= Indigo Som =

American poet

Indigo Som (born 1966) is an American photographer, visual artist, poet, feminist, and social activist.

==Early life==

Indigo Som was born in 1966 and grew up in Marin County, California. Her parents were architects which allowed her to live an economically advantaged life where she attended private schools. Since Som lived in an area of high socioeconomic status, she grew up in a predominantly Caucasian neighborhood, which would influence her artworks in the future. Som attended Brown University from 1984 to 1986 where she then attended California College of the Arts in San Francisco for a year. In 1989, she graduated from the University of California at Berkeley with a B.A. in Ethnic Studies.

==Career==

Som was very active in bisexual politics during the 1990s. She began her career by publishing poetry at the age of 25 where her earliest works are part of the collection Piece of My Heart: A Lesbian of Colour Anthology.

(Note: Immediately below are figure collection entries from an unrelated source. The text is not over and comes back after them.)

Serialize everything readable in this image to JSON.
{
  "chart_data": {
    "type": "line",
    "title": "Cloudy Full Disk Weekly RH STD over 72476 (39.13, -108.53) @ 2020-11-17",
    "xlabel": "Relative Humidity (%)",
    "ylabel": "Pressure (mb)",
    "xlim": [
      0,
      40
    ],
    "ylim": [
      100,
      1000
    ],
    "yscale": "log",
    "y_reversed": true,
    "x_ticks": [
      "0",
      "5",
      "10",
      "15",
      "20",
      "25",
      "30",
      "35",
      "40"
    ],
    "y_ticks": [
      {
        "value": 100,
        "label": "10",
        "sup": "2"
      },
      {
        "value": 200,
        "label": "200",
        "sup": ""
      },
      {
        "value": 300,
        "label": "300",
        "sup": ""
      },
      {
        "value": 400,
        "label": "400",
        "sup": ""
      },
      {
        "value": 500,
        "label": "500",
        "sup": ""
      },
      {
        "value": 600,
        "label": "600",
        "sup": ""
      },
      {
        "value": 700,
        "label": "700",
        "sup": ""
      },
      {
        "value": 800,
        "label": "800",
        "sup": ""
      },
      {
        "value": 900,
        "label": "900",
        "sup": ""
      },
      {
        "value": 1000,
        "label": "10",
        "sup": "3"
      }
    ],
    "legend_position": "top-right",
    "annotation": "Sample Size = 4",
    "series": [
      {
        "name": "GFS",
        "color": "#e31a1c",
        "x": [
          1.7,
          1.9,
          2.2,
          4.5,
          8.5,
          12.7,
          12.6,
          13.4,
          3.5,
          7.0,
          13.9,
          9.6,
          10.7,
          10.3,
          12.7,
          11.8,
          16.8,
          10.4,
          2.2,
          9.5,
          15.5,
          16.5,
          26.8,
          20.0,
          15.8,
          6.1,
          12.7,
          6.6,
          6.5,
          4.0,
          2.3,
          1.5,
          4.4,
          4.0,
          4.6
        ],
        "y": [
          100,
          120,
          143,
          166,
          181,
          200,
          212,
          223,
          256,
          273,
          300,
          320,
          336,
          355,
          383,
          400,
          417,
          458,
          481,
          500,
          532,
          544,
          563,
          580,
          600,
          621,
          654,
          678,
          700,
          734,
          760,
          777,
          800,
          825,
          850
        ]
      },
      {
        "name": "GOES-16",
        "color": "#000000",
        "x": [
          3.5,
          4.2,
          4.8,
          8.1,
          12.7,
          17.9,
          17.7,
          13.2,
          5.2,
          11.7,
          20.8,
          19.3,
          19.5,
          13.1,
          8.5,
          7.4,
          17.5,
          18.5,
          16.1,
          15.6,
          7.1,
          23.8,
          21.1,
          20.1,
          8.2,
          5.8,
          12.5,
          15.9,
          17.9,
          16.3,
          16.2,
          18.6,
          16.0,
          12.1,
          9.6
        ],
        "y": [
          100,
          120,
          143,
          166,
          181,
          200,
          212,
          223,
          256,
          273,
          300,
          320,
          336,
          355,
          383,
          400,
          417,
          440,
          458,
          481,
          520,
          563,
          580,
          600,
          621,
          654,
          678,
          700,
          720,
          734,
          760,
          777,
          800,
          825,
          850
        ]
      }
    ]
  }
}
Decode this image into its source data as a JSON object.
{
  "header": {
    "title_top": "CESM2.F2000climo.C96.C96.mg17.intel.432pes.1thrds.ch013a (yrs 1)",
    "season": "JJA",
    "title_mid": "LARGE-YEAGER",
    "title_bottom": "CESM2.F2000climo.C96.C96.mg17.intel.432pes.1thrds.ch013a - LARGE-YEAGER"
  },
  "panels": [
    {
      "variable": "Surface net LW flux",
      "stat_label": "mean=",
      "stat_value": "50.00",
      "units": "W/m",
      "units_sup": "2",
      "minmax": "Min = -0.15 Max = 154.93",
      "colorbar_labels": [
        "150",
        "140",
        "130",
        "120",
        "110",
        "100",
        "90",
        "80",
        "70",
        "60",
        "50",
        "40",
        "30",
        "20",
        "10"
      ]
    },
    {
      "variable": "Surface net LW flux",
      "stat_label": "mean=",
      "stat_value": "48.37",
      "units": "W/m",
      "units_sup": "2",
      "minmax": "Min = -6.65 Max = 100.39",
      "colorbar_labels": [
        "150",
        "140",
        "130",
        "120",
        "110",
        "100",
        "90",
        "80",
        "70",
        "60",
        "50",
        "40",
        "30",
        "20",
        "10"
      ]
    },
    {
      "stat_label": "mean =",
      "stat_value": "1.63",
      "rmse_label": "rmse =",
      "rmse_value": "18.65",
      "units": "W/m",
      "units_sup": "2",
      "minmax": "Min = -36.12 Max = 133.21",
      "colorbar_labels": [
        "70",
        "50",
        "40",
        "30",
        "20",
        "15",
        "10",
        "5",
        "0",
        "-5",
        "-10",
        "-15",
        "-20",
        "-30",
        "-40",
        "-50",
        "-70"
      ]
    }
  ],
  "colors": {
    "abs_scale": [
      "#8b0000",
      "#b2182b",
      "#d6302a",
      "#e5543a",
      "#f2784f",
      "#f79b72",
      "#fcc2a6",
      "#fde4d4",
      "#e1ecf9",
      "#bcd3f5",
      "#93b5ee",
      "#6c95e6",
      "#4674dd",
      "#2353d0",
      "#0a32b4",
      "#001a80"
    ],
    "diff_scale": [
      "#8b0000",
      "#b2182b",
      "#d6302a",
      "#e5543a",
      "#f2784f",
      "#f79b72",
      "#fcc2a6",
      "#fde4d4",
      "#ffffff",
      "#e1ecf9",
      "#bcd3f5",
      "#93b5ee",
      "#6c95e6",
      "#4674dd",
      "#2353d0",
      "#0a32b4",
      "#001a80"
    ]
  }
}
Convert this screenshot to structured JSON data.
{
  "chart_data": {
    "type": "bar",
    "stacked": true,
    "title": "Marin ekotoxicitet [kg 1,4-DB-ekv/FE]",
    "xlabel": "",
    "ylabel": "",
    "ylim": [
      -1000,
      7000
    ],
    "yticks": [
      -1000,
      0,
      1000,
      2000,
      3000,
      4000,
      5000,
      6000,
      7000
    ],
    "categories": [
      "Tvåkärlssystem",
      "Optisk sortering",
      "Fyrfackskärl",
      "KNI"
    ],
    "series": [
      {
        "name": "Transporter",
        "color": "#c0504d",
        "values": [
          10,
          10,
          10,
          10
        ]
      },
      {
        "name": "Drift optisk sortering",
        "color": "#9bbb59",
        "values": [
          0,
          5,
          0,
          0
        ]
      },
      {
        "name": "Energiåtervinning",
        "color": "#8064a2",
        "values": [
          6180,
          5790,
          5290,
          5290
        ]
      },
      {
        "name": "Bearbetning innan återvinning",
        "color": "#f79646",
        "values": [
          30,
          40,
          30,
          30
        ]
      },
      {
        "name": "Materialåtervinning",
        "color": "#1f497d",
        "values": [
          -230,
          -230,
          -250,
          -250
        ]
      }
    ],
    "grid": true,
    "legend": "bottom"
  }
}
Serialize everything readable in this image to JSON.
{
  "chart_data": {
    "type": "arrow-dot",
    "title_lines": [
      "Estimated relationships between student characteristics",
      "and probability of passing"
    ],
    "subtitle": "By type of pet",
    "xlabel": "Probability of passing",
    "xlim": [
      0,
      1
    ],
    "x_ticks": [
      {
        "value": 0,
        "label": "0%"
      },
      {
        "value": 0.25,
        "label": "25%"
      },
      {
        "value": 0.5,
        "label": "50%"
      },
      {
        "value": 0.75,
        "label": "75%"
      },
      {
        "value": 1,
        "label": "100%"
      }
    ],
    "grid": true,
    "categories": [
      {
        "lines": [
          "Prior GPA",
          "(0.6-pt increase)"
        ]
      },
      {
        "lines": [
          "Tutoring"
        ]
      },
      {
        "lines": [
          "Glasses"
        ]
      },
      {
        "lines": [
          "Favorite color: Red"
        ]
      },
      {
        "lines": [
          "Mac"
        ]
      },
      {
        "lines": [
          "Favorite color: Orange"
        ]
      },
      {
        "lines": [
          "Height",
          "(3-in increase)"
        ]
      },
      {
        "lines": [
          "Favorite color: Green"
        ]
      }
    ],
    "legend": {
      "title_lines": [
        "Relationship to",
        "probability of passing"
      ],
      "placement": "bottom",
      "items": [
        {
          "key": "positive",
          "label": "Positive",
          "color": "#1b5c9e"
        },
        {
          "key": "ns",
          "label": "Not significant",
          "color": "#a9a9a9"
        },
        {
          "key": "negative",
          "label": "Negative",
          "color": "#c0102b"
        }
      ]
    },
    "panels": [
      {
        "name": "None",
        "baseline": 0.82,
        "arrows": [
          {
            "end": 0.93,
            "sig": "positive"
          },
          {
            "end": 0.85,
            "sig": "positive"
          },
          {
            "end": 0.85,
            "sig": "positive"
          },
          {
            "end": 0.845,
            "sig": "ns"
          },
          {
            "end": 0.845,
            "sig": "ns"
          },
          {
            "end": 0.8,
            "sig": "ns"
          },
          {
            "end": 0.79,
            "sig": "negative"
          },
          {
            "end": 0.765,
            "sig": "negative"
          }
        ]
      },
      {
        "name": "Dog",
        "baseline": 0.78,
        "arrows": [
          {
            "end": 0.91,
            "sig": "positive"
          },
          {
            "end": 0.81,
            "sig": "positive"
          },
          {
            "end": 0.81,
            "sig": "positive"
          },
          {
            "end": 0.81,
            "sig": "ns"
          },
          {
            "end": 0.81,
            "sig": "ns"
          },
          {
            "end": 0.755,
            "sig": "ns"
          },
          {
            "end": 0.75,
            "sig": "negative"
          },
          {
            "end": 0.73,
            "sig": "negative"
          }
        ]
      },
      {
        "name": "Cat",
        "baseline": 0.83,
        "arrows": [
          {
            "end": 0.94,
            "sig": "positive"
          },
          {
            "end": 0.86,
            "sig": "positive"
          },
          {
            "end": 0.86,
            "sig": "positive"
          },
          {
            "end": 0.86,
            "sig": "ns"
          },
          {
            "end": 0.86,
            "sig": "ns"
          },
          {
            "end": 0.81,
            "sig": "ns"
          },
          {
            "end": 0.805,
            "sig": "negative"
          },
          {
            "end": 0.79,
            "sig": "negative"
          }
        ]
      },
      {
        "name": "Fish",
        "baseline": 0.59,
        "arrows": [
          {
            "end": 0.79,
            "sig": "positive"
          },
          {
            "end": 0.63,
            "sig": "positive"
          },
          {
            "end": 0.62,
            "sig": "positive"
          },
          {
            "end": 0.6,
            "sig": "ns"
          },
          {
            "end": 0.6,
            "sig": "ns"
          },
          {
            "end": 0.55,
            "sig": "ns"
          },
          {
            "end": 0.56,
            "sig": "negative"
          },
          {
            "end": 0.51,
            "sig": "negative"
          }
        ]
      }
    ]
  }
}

During the mid-1990s, Som began her career in photography and visual arts. Some of her most famous works include her Gingham Series (1998–99) and Chinese Restaurants of the South (2004–05), which show photographs of rural Chinese restaurants in the American South which has been featured on the LA Times. Her works often question issues of identity and authenticity.

Som's gingham project was inspired by her preppy school uniform that was made out of the material. In the project, she deconstructed the grid-patterned fabric into monotone squares and stripes. In a related installation, Pastel Diaspora (1999–2003) she describes her gingham uniform as "a personal symbol of my adolescent trials as a nerdy Chinese girl among sophisticated white debutantes."

For several years, Som had the idea of exploring Chinese restaurants throughout the country, however, it was difficult for her to find all the Chinese restaurants within a state. In the year 2002, she resurrected the idea and was able to do a simple search on her computer to find all the locations of the Chinese restaurants.
A common theme found within her works is that she likes to work with things that everyone knows, but doesn't realize that they know. For example, in her Chinese restaurant project, she understands that many people drive by these small restaurants, but they do not question its belonging. However, these restaurants are a representation of Chinese diaspora within the United States.
"The restaurants that are out there, away from here, are kind of a metaphor for my own experience of growing up in Marin," she said. "So there's a whole emotional side of it for me."

==Solo exhibitions==
- Mostly Mississippi: Chinese Restaurant Pictures from the South. Chinese Historical Society of America, San Francisco CA. Catalog. 2005.
- Chinese Restaurant Pictures. Mills College Art Museum, Oakland CA. 2003.
- Pastel Diaspora. Ampersand International Arts, San Francisco CA. 2003.
- Supply. Sonoma Museum of Visual Art, Santa Rosa CA. 2001.
- Introductions. Braunstein/Quay Gallery, San Francisco CA. 1999.
- American American: Indigo Som/Donna Keiko Ozawa. Crucible Steel Gallery at CELLspace, San Francisco CA. 1999.
- fixations/collections/crushes. Women's Studio Workshop, Rosendale NY. 1997.

==Group exhibitions==
- Present Tense Biennial: Chinese Character. Chinese Culture Center, San Francisco CA. Catalog. 2009.
- Road Trip. San Jose Museum of Art, San Jose CA. 2008.
- One Way or Another: Asian American Art Now. Asia Society, New York NY. Catalog. 2006. Travels 2007–08 to: Blaffer Art Gallery, Univ. of Houston, TX; *Berkeley Art Museum, Berkeley CA; Japanese American National Museum, Los Angeles CA; Honolulu Academy of Arts, Honolulu, HI.
- Drawn In: Drawing in Residence Phase III. Torrance Art Museum, Torrance CA. 2007.
- Pirated: A Post-Asian Perspective. Kearny Street Workshop, San Francisco CA. Catalog. 2005.